The Wolfe Tones have said they want Kylie Minogue to join in chanting “ooh ah up the ‘Ra” at their upcoming Electric Picnic gig.

The Irish folk band is set to perform at the festival’s Main Stage on Sunday following their record breaking crowd at the Electric Arena last year.

Lead singer Brian Warfield told the Irish Mirror he would like to hear the festival’s headliner Kylie Minogue singing the band’s controversial song, Celtic Symphony.

“I believe it’s gonna be a huge crowd and we’re on the main stage before Kylie, maybe we’ll get Kylie to sing “ooh ah” with us!” he said.

Organiser of Electric Picnic Melvin Benn told reporters on Tuesday he was astounded by the crowd commanded by the band at last year’s festival.
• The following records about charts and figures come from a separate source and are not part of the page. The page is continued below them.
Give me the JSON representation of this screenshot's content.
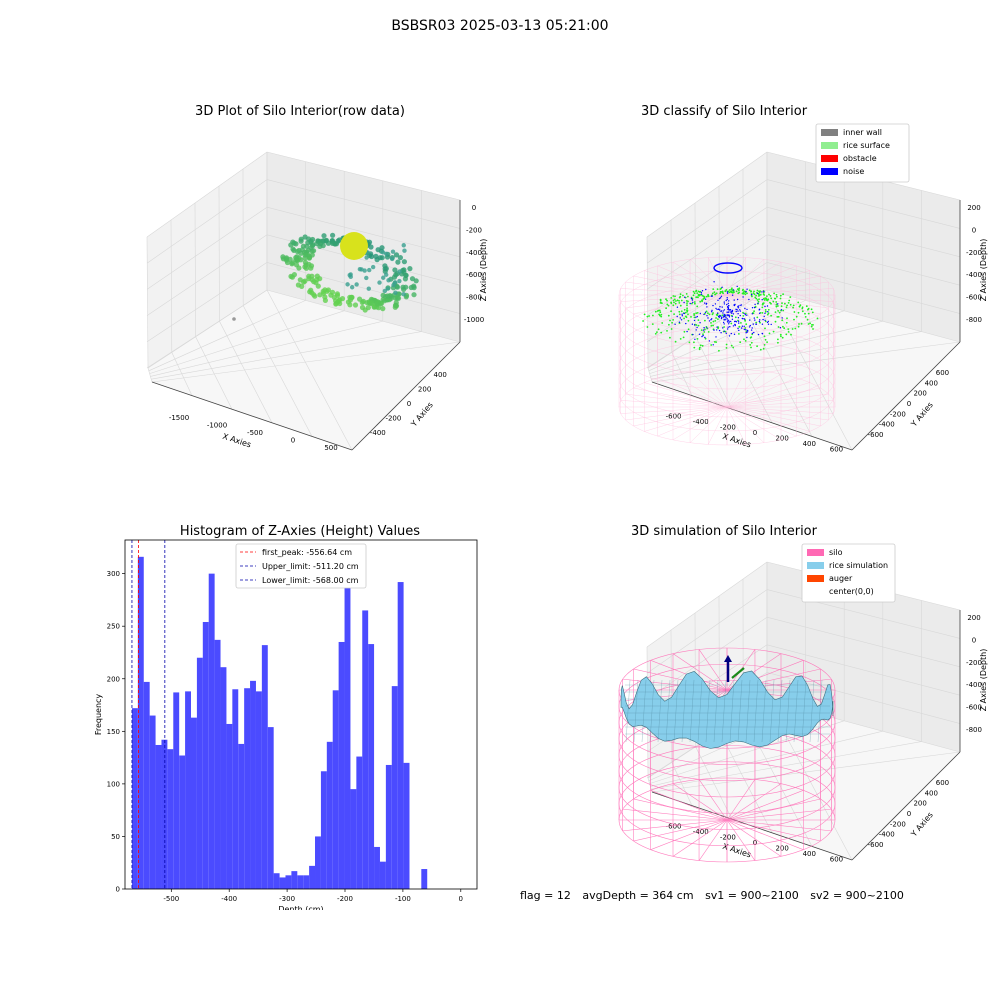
{
  "figure": {
    "suptitle": "BSBSR03 2025-03-13 05:21:00",
    "footer": {
      "flag": "flag = 12",
      "avg_depth": "avgDepth = 364 cm",
      "sv1": "sv1 = 900~2100",
      "sv2": "sv2 = 900~2100"
    }
  },
  "colors": {
    "inner_wall": "#808080",
    "rice_surface": "#90ee90",
    "obstacle": "#ff0000",
    "noise": "#0000ff",
    "silo": "#ff69b4",
    "rice_simulation": "#87ceeb",
    "auger": "#ff4500",
    "hist_bar": "#4b4bff",
    "first_peak_line": "#ff0000",
    "limit_line": "#0000aa"
  },
  "chart_data": [
    {
      "type": "scatter",
      "title": "3D Plot of Silo Interior(row data)",
      "xlabel": "X Axies",
      "ylabel": "Y Axies",
      "zlabel": "Z Axies (Depth)",
      "x_ticks": [
        "-1500",
        "-1000",
        "-500",
        "0",
        "500"
      ],
      "y_ticks": [
        "-400",
        "-200",
        "0",
        "200",
        "400"
      ],
      "z_ticks": [
        "0",
        "-200",
        "-400",
        "-600",
        "-800",
        "-1000"
      ]
    },
    {
      "type": "scatter",
      "title": "3D classify of Silo Interior",
      "xlabel": "X Axies",
      "ylabel": "Y Axies",
      "zlabel": "Z Axies (Depth)",
      "x_ticks": [
        "-600",
        "-400",
        "-200",
        "0",
        "200",
        "400",
        "600"
      ],
      "y_ticks": [
        "-600",
        "-400",
        "-200",
        "0",
        "200",
        "400",
        "600"
      ],
      "z_ticks": [
        "200",
        "0",
        "-200",
        "-400",
        "-600",
        "-800"
      ],
      "legend": [
        "inner wall",
        "rice surface",
        "obstacle",
        "noise"
      ],
      "legend_position": "top-right"
    },
    {
      "type": "bar",
      "title": "Histogram of Z-Axies (Height) Values",
      "xlabel": "Depth (cm)",
      "ylabel": "Frequency",
      "xlim": [
        -580,
        28
      ],
      "ylim": [
        0,
        332
      ],
      "x_ticks": [
        -500,
        -400,
        -300,
        -200,
        -100,
        0
      ],
      "y_ticks": [
        0,
        50,
        100,
        150,
        200,
        250,
        300
      ],
      "bin_start": -568,
      "bin_width": 10.2,
      "values": [
        172,
        316,
        197,
        165,
        137,
        142,
        133,
        187,
        127,
        188,
        163,
        220,
        254,
        300,
        237,
        211,
        157,
        190,
        138,
        191,
        198,
        188,
        232,
        154,
        15,
        11,
        13,
        17,
        13,
        13,
        22,
        50,
        112,
        140,
        189,
        235,
        292,
        95,
        126,
        265,
        233,
        40,
        26,
        118,
        193,
        292,
        120,
        0,
        0,
        19
      ],
      "vlines": [
        {
          "label": "first_peak: -556.64 cm",
          "x": -556.64,
          "style": "red"
        },
        {
          "label": "Upper_limit: -511.20 cm",
          "x": -511.2,
          "style": "blue"
        },
        {
          "label": "Lower_limit: -568.00 cm",
          "x": -568.0,
          "style": "blue"
        }
      ],
      "legend_position": "top-center"
    },
    {
      "type": "area",
      "title": "3D simulation of Silo Interior",
      "xlabel": "X Axies",
      "ylabel": "Y Axies",
      "zlabel": "Z Axies (Depth)",
      "x_ticks": [
        "-600",
        "-400",
        "-200",
        "0",
        "200",
        "400",
        "600"
      ],
      "y_ticks": [
        "-600",
        "-400",
        "-200",
        "0",
        "200",
        "400",
        "600"
      ],
      "z_ticks": [
        "200",
        "0",
        "-200",
        "-400",
        "-600",
        "-800"
      ],
      "legend": [
        "silo",
        "rice simulation",
        "auger",
        "center(0,0)"
      ],
      "legend_position": "top-right"
    }
  ]
}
“I was pretty surprised,” he said. He has been a long term fan of the band and usually watched them in pubs in London.

“I literally have been a fan since very early days. The idea that they could play to that amount of people was off the scale.”

Last year, he was taken aback by the large following among the younger cohort. Mr Benn said: “They knew the words better than I ever could.”

It comes as the band defended “up the ‘Ra” chanting during the Olympic homecoming in Dublin.

A live BBC NI broadcast from the Team Ireland homecoming in Dublin on Monday had to be cut short after children in the background were heard chanting: “ooh ah up the ‘Ra”.

During a BBC Newsline report on the Olympians returning from the Paris 2024 Games, reporter Aoife Moore had to stop as she said she couldn’t hear anything, and the broadcast was diverted back to the studio in Belfast.

TUV politician David Clarke wrote a letter to the Olympic Federation of Ireland to express “shock” over the incident.

He said he was “shocked and appalled” when he saw the clip and sent a letter highlighting the issue to President of the Olympic Federation of Ireland, Sarah Keane and the Director of BBC Northern Ireland, Adam Smyth.

“I was shocked and appalled when the children suddenly took up a chant of “ooh ah up the ’Ra” which prompted a swift end to the live broadcast.”

But responding, Warfield said he doesn’t understand the upset.

“We’ve been saying it for years, and singing it for years, let the people sing. If they want to sing a song, let them sing it,” he said.

“I don’t think anybody should object. It’s stupid to object to a song. If the kids like singing it, you know, could be anybody, could be Taylor Swift or anybody.”

He added: “That’s been going on for years, not only now.”

He said there were plenty of young people singing the song during west Belfast’s Féile an Phobail.

“We were up in the Féile there for two nights up in Belfast, we had probably 38,000 people there over the two nights and by God, what a reaction.”

“You can sing “up the Ra” but that’s what it is, it’s a Celtic football song at the end of the day. They pick out one line as usual, you know the story, it is more or less to demonise the song or the Wolfe Tones.”